Since 1999, MLB players, coaches and staff have served as role models for their fans by stepping up to the plate for skin screenings through the Play Sun Smart™ program. All 30 MLB clubs participate in the skin cancer screenings and reduce their risk for skin cancer by practicing sun-safe behaviors throughout the baseball season. Academy dermatologists have conducted more than 26,500 skin cancer screenings through the Play Sun Smart™ program.
“Skin cancer is one of the easiest cancers to detect in its early stages because the signs are right there on the surface of the skin. Early detection offers the best chance for successful treatment,” said Thomas E. Rohrer, MD, chairperson of the Academy’s Sports Committee. “It only takes a few minutes to protect and check your skin, and it could save your life.”
Skin self-examinations consist of regularly looking over the entire body, including the back, scalp, soles, between the toes and on the palms. If there are any changes in the size, color, shape or texture of a mole, if a new mole develops or any other unusual changes in the skin occur, make an appointment to see a dermatologist immediately.
Just like their favorite Club and players, the public can find a free skin cancer screening in their area by visiting the Academy’s website at www.aad.org. Enjoy America’s favorite pastime while remembering to Play Sun Smart™. For more information about sun safety and the Play Sun Smart™ program, please visit www.playsunsmart.org.

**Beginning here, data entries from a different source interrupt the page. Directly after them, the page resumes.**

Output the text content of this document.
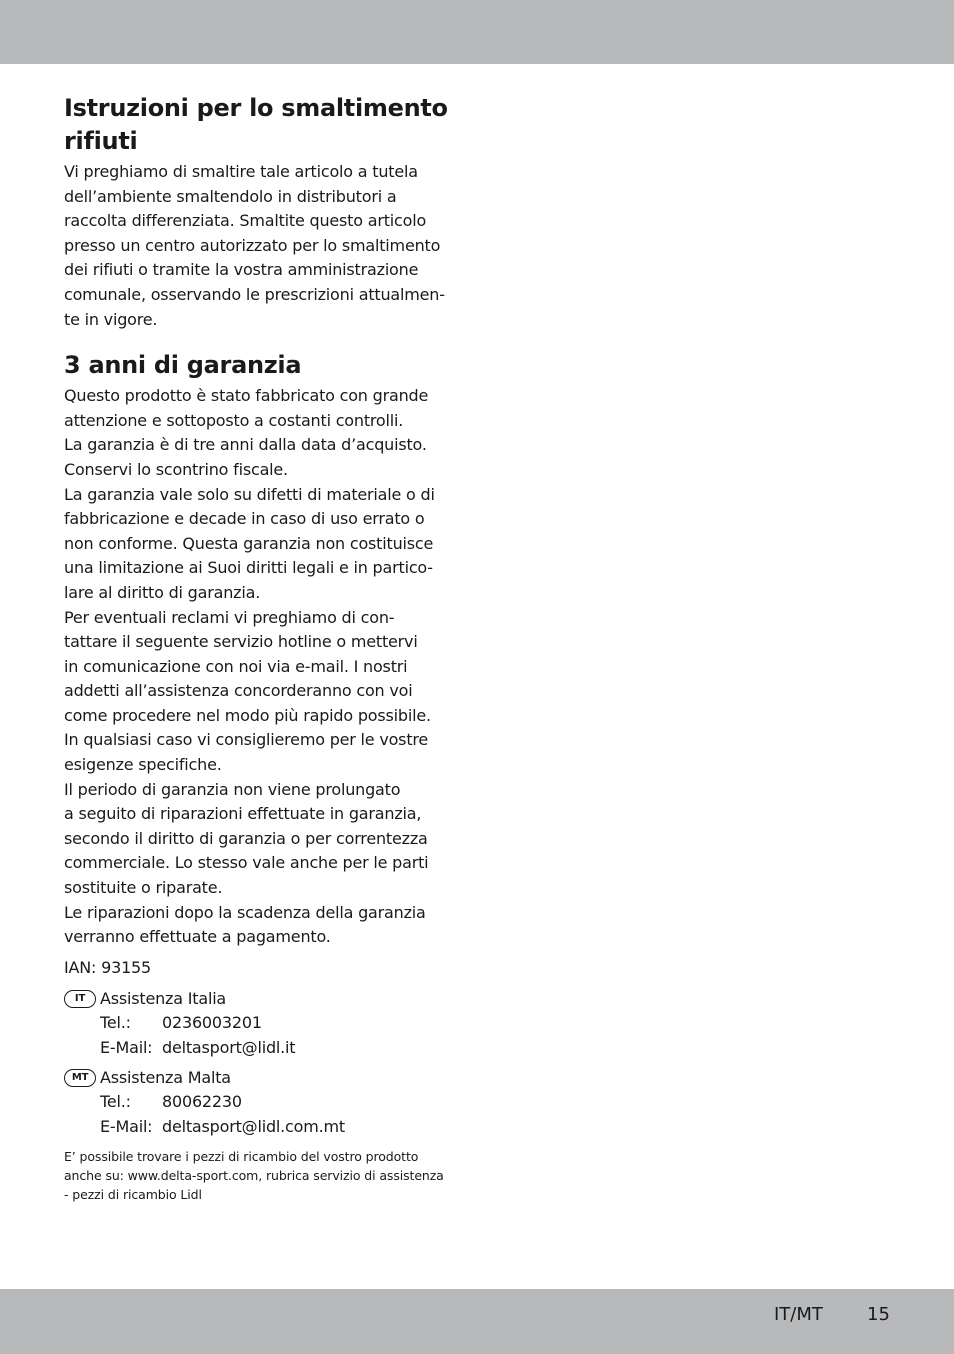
Istruzioni per lo smaltimento rifiuti

Vi preghiamo di smaltire tale articolo a tutela
dell’ambiente smaltendolo in distributori a
raccolta differenziata. Smaltite questo articolo
presso un centro autorizzato per lo smaltimento
dei rifiuti o tramite la vostra amministrazione
comunale, osservando le prescrizioni attualmen-
te in vigore.

3 anni di garanzia

Questo prodotto è stato fabbricato con grande
attenzione e sottoposto a costanti controlli.

La garanzia è di tre anni dalla data d’acquisto.
Conservi lo scontrino fiscale.

La garanzia vale solo su difetti di materiale o di
fabbricazione e decade in caso di uso errato o
non conforme. Questa garanzia non costituisce
una limitazione ai Suoi diritti legali e in partico-
lare al diritto di garanzia.

Per eventuali reclami vi preghiamo di con-
tattare il seguente servizio hotline o mettervi
in comunicazione con noi via e-mail. I nostri
addetti all’assistenza concorderanno con voi
come procedere nel modo più rapido possibile.
In qualsiasi caso vi consiglieremo per le vostre
esigenze specifiche.

Il periodo di garanzia non viene prolungato
a seguito di riparazioni effettuate in garanzia,
secondo il diritto di garanzia o per correntezza
commerciale. Lo stesso vale anche per le parti
sostituite o riparate.

Le riparazioni dopo la scadenza della garanzia
verranno effettuate a pagamento.

IAN: 93155
IT Assistenza Italia
Tel.:	0236003201
E-Mail: deltasport@lidl.it
MT Assistenza Malta
Tel.:	80062230
E-Mail: deltasport@lidl.com.mt
E’ possibile trovare i pezzi di ricambio del vostro prodotto
anche su: www.delta-sport.com, rubrica servizio di assistenza
- pezzi di ricambio Lidl
IT/MT 15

The Play Sun Smart™ awareness program is one of several cancer-related initiatives supported by Major League Baseball. Other initiatives include Stand Up To Cancer (SU2C), whose mission is to support the groundbreaking scientific research aimed at getting new cancer treatments to patients in an accelerated timeframe; the Mother’s Day Going to Bat Against Breast Cancer initiative which is a joint partnership with Susan G. Komen for the Cure, the world’s largest breast cancer organization, to help increase awareness of breast cancer and raise money towards the search for a cure; and the Prostate Cancer Foundation Home Run Challenge which helps increase awareness of prostate cancer and raise money for the search for a cure as part of Major League Baseball Father’s Day celebration.
About American Academy of Dermatology
The American Academy of Dermatology (Academy), founded in 1938, is the largest, most influential, and most representative of all dermatologic associations. With a membership of more than 17,000 physicians worldwide, the Academy is committed to: advancing the diagnosis and medical, surgical, and cosmetic treatment of the skin, hair and nails; advocating high standards in clinical practice, education, and research in dermatology; and supporting and enhancing patient care for a lifetime of healthier skin. For more information, contact the Academy at (888) 462-DERM (3376) or www.aad.org.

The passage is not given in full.